We agreed that the best route for this ticket would be to create two wikis:

@taavi - quick question - do you think we should keep the .beta part in the URL? Eg test2.wikipedia.beta.wmcloud or can we skip the beta part and do only test2.wikipedia.wmcloud.org ?

Commands I'm going to execute on beta cluster env:

mwscript extensions/WikimediaMaintenance/addWiki.php --wiki=aawiki en wikipedia test2wiki test2.wikipedia.beta.wmcloud.org
mwscript extensions/WikimediaMaintenance/addWiki.php --wiki=aawiki pl wikivoyage plwikivoyage pl.wikivoyage.beta.wmcloud.org

@Tgr @ArielGlenn - do you have any other thoughts on this?

I'd prefer the beta be kept in the name, making it clear that these are wikis on the deployment cluster.

I'm not sure of the viability of having some wikis in the same family on one domain and some on the other. Maybe @Tgr has more to say on that.

@taavi - quick question - do you think we should keep the .beta part in the URL? Eg test2.wikipedia.beta.wmcloud or can we skip the beta part and do only test2.wikipedia.wmcloud.org ?

Quick answer: yes, let's keep it.

Cannot move forward due to AddWiki script not working on BetaCluster due to missing SQL files in Math Extension - https://phabricator.wikimedia.org/T358236. I'm looking into that.
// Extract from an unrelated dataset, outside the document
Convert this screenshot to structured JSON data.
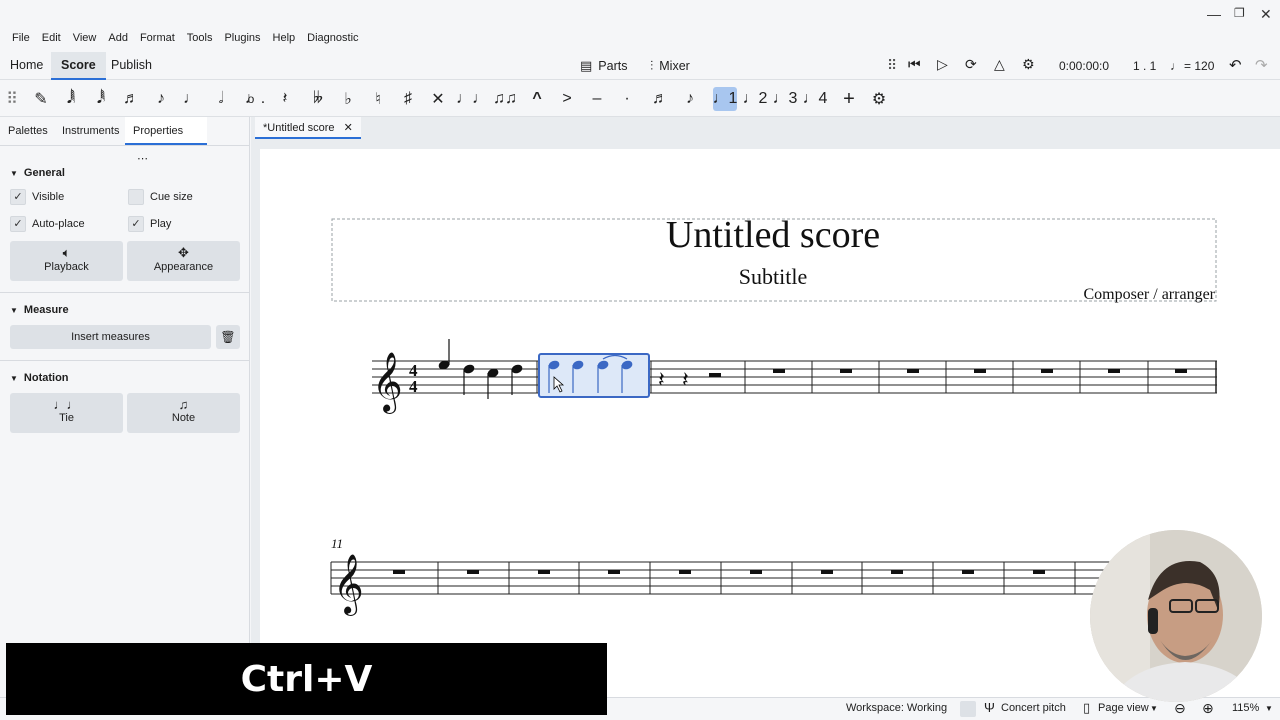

Mentioned in SAL (#wikimedia-releng) [2024-03-14T14:39:39Z] <pmiazga> on deployment-deploy03 execution “mwscript extensions/WikimediaMaintenance/addWiki.php --wiki=aawiki --skipclusters=main,extstore,echo,growth,mediamoderation en wikipedia test2wiki test2.wikipedia.beta.wmcloud.org” failed with `Unknown database test2wiki’ T355281

Mentioned in SAL (#wikimedia-releng) [2024-03-14T14:58:28Z] <pmiazga> on deployment-deploy03 execution “mwscript extensions/WikimediaMaintenance/addWiki.php --wiki=aawiki en wikipedia test2wiki test2.wikipedia.beta.wmcloud.org” failed with `Query::isWriteQuery called with incorrect flags parameter’ T355281

This task has been blocked for some time due to issues with the addWiki.php maintenance script. We do not create new wikis on a daily basis, it's more on a per-request basis.The addWiki.php works on the BetaCluster/Prod infrastructure therefore it is tricky to fully test its behaviour locally. We can check parts of it locally, but it can be fully tested only on deployment servers.
On top of that - another challenge is that the BetaCluster has no owner, no product person, no one who makes sure it's in a healthy state. When such issues occur, we're on our own to get those fixed.

So far we tried to create a new wiki multiple times (over 10 times) and each time it failed. Some of those failures didn't have side effects, just required code fixes before moving forward. But for example, one of the issues caused an outage on the Beta Cluster database causing replication failure for around five days (Thursday-Tuesday). The replication stopped working, which resulted in unusable beta cluster wikis and failing jenkins jobs.

We're at the state where the database is finally properly initialised and the majority of the addWiki.php script is working.

All details on broken addWiki.php behaviour and recent work is tracked in T358236

Mentioned in SAL (#wikimedia-sre) [2024-04-04T16:58:11Z] <pmiazga> T355281 executed “mwscript extensions/WikimediaMaintenance/addWiki.php --wiki=aawiki --skipclusters=main,echo,growth,mediamoderation,extstore en wikipedia test2wiki test2.wikipedia.beta.wmcloud.org” on deployment-deploy03.deployment-prep

Mentioned in SAL (#wikimedia-releng) [2024-04-04T17:02:45Z] <pmiazga> deployment-prep T355281 executed “mwscript extensions/WikimediaMaintenance/addWiki.php --wiki=aawiki --skipclusters=main,echo,growth,mediamoderation,extstore en wikipedia test2wiki test2.wikipedia.beta.wmcloud.org” on deployment-deploy03.